What Skills Do You Need to Transition to Advisory?
Most firms understand the need to offer advisory services but struggle with getting their staff to believe they have the skills to be confident advisors. Often, partners are the only ones providing advisory services to clients because they honed their problem-solving skills over decades. This is a good start, but firms need people at all levels to take on more advisory roles in order to grow. Fortunately, most accounting professionals can learn the skills of an advisor. Consider the following skills to identify existing knowledge and skills gaps in your team.
Communication
Being able to communicate effectively is one of the most crucial skills of an advisor. Advisors need to do a good job of communicating with the client on the front end of an engagement, communicate valuable client knowledge internally to team members before they begin work, and once the engagement is in process, good communication helps avoid problems.
Having deep-dive conversations with clients, asking the right questions, and listening to what they have to say is incredibly important. A good advisor isn’t the one doing all of the talking – they’re doing a lot of listening and asking questions to ensure they really understand what the client is saying.
Business Acumen
Many people in our profession have a deep understanding of accounting and tax but don’t really understand how to use those numbers to improve business results. This is where business acumen comes in handy.

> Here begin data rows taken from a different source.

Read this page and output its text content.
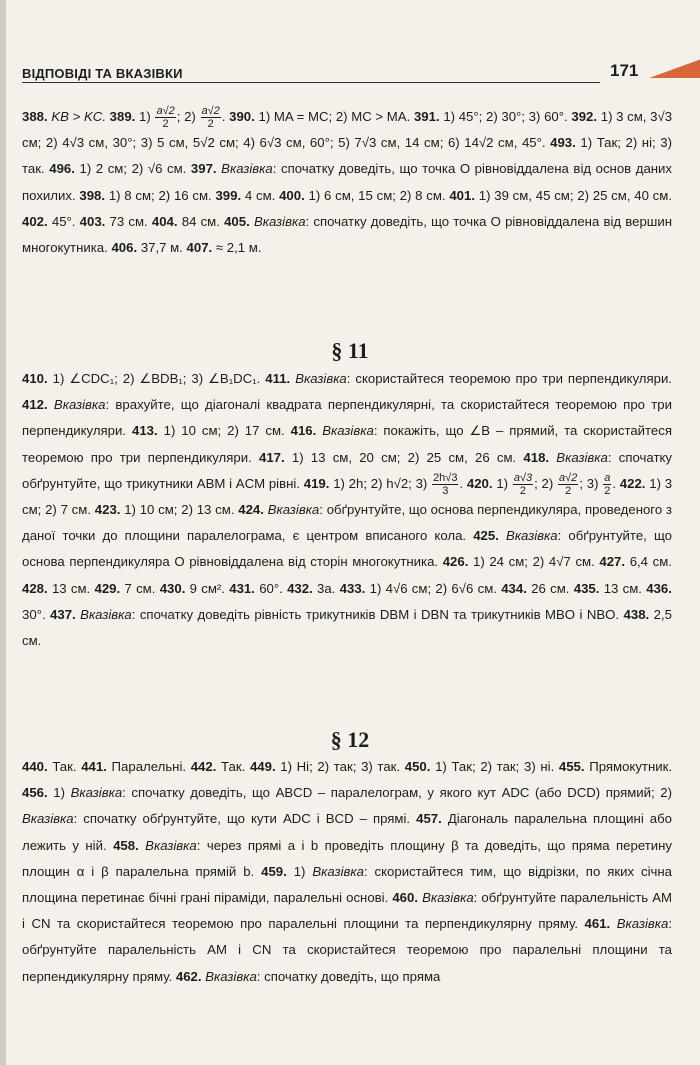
ВІДПОВІДІ ТА ВКАЗІВКИ	171

388. KB > KC. 389. $1) \frac{a√2}{2}$ ; $2) \frac{a√2}{2}$ . 390. 1) MA = MC; 2) MC > MA. 391. 1) 45°; 2) 30°; 3) 60°. 392. 1) 3 см, 3√3 см; 2) 4√3 см, 30°; 3) 5 см, 5√2 см; 4) 6√3 см, 60°; 5) 7√3 см, 14 см; 6) 14√2 см, 45°. 493. 1) Так; 2) ні; 3) так. 496. 1) 2 см; 2) √6 см. 397. Вказівка: спочатку доведіть, що точка O рівновіддалена від основ даних похилих. 398. 1) 8 см; 2) 16 см. 399. 4 см. 400. 1) 6 см, 15 см; 2) 8 см. 401. 1) 39 см, 45 см; 2) 25 см, 40 см. 402. 45°. 403. 73 см. 404. 84 см. 405. Вказівка: спочатку доведіть, що точка O рівновіддалена від вершин многокутника. 406. 37,7 м. 407. ≈ 2,1 м.

§ 11

410. 1) ∠CDC₁; 2) ∠BDB₁; 3) ∠B₁DC₁. 411. Вказівка: скористайтеся теоремою про три перпендикуляри. 412. Вказівка: врахуйте, що діагоналі квадрата перпендикулярні, та скористайтеся теоремою про три перпендикуляри. 413. 1) 10 см; 2) 17 см. 416. Вказівка: покажіть, що ∠B – прямий, та скористайтеся теоремою про три перпендикуляри. 417. 1) 13 см, 20 см; 2) 25 см, 26 см. 418. Вказівка: спочатку обґрунтуйте, що трикутники ABM і ACM рівні. 419. 1) 2h; 2) h√2; $3) \frac{2h√3}{3}$ . 420. $1) \frac{a√3}{2}$ ; $2) \frac{a√2}{2}$ ; $3) \frac{a}{2}$ . 422. 1) 3 см; 2) 7 см. 423. 1) 10 см; 2) 13 см. 424. Вказівка: обґрунтуйте, що основа перпендикуляра, проведеного з даної точки до площини паралелограма, є центром вписаного кола. 425. Вказівка: обґрунтуйте, що основа перпендикуляра O рівновіддалена від сторін многокутника. 426. 1) 24 см; 2) 4√7 см. 427. 6,4 см. 428. 13 см. 429. 7 см. 430. 9 см². 431. 60°. 432. 3a. 433. 1) 4√6 см; 2) 6√6 см. 434. 26 см. 435. 13 см. 436. 30°. 437. Вказівка: спочатку доведіть рівність трикутників DBM і DBN та трикутників MBO і NBO. 438. 2,5 см.

§ 12

440. Так. 441. Паралельні. 442. Так. 449. 1) Ні; 2) так; 3) так. 450. 1) Так; 2) так; 3) ні. 455. Прямокутник. 456. 1) Вказівка: спочатку доведіть, що ABCD – паралелограм, у якого кут ADC (або DCD) прямий; 2) Вказівка: спочатку обґрунтуйте, що кути ADC і BCD – прямі. 457. Діагональ паралельна площині або лежить у ній. 458. Вказівка: через прямі a і b проведіть площину β та доведіть, що пряма перетину площин α і β паралельна прямій b. 459. 1) Вказівка: скористайтеся тим, що відрізки, по яких січна площина перетинає бічні грані піраміди, паралельні основі. 460. Вказівка: обґрунтуйте паралельність AM і CN та скористайтеся теоремою про паралельні площини та перпендикулярну пряму. 461. Вказівка: обґрунтуйте паралельність AM і CN та скористайтеся теоремою про паралельні площини та перпендикулярну пряму. 462. Вказівка: спочатку доведіть, що пряма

Business acumen includes knowledge of business issues and the skills to apply that knowledge. It involves getting the “big picture” view of a situation, weighing the facts and circumstances, and making logical decisions based on that information.
With advisory, you can’t necessarily go to a book to find solutions to your client’s problems. Business acumen helps you figure out the puzzle without many resources. Advisors who can connect the dots between the numbers and what they mean to the company will earn their clients’ trust and provide exceptional value.
Collaboration
Advisory is a team sport. It’s not efficient (or even possible) to know everything there is to know about your client’s business, wealth management, HR, marketing, technology and more. That’s why advisory is a team sport. You need to work closely with people in different departments – perhaps in different organizations – to help your clients.
Being a good collaborator requires getting comfortable with being uncomfortable. You won’t always have the answers, and it’s perfectly fine to say, “I don’t have the answer to that question, but I know just who to ask.”
A side benefit of collaboration is that people can grow faster in their careers because they don’t have to know everything – they just have to know other people who do.
Project Management
For the most part, compliance services follow a set workflow: the client provides information, the firm completes the necessary work and issues a deliverable. However, in advisory work, the process isn’t always so predictable. That’s why advisors need good project management skills.
Good project managers are proactive, enthusiastic, motivated, have a positive attitude and know how to manage stress and multiple deadlines. If advisors aren’t good at managing projects (or finding the right person to manage them), they’ll soon be dealing with missed deadlines, blown budgets, and breakdowns in communication.
Delegation
Delegation is a skill that allows people to free up time, focus on what they do best, and add the most value for their clients and the firm. But, unfortunately, it’s one that many accountants struggle with. They may believe that they’re the only ones who can accomplish a given task or think they would spend more time giving directions than it would take to handle it on their own.
If people can’t or won’t delegate work, they waste time completing tasks that don’t fit their skill set. Advisors need to learn how to delegate in order to start working in their unique ability areas.
Trust
At heart, advisory is just a strong relationship where the professional helps clients run their business better. However, that relationship requires trust, and the deeper that trust goes, the easier it is to provide advice and get clients to listen.
Of course, trust doesn’t just happen by accident. It takes intentional effort. To build trust with clients, your team members need to:
- Be willing to tell clients the truth – not just what will make them feel good
- Be accountable. Set and achieve goals, and do what they say they’ll do
- Extend trust to others. Trusting clients sends a powerful signal and creates a safe environment for them to reciprocate.
Niche Expertise
The goal of an advisor isn’t to solve any random problem for any client who walks through the door but to solve a specific type of problem for a particular group of clients. This allows advisory professional to earn significantly more than they would as a generalist.
Advisors who have a deep understanding of a particular service or industry can really speak their clients’ language and know what’s keeping them up at night. That’s the kind of in-depth knowledge that positions your firm as the “go-to” for clients in that sector.
The good news is, you don’t have to wait five to 10 years for your team to develop that expertise. People who work hard at learning their niche can gain in-depth expertise much sooner.
Conduct a skills gap analysis to identify missing skill sets in your advisory services team. This can be used to develop a training curriculum and personal training plan for each individual. You can also find many resources for helping your team members develop advisory skills, including the Boomer Certified Consultant Training and the AICPA’s Client Accounting Advisory Services Certificate. Start developing these skills in your team, and they can become confident advisors, no matter their age or experience level.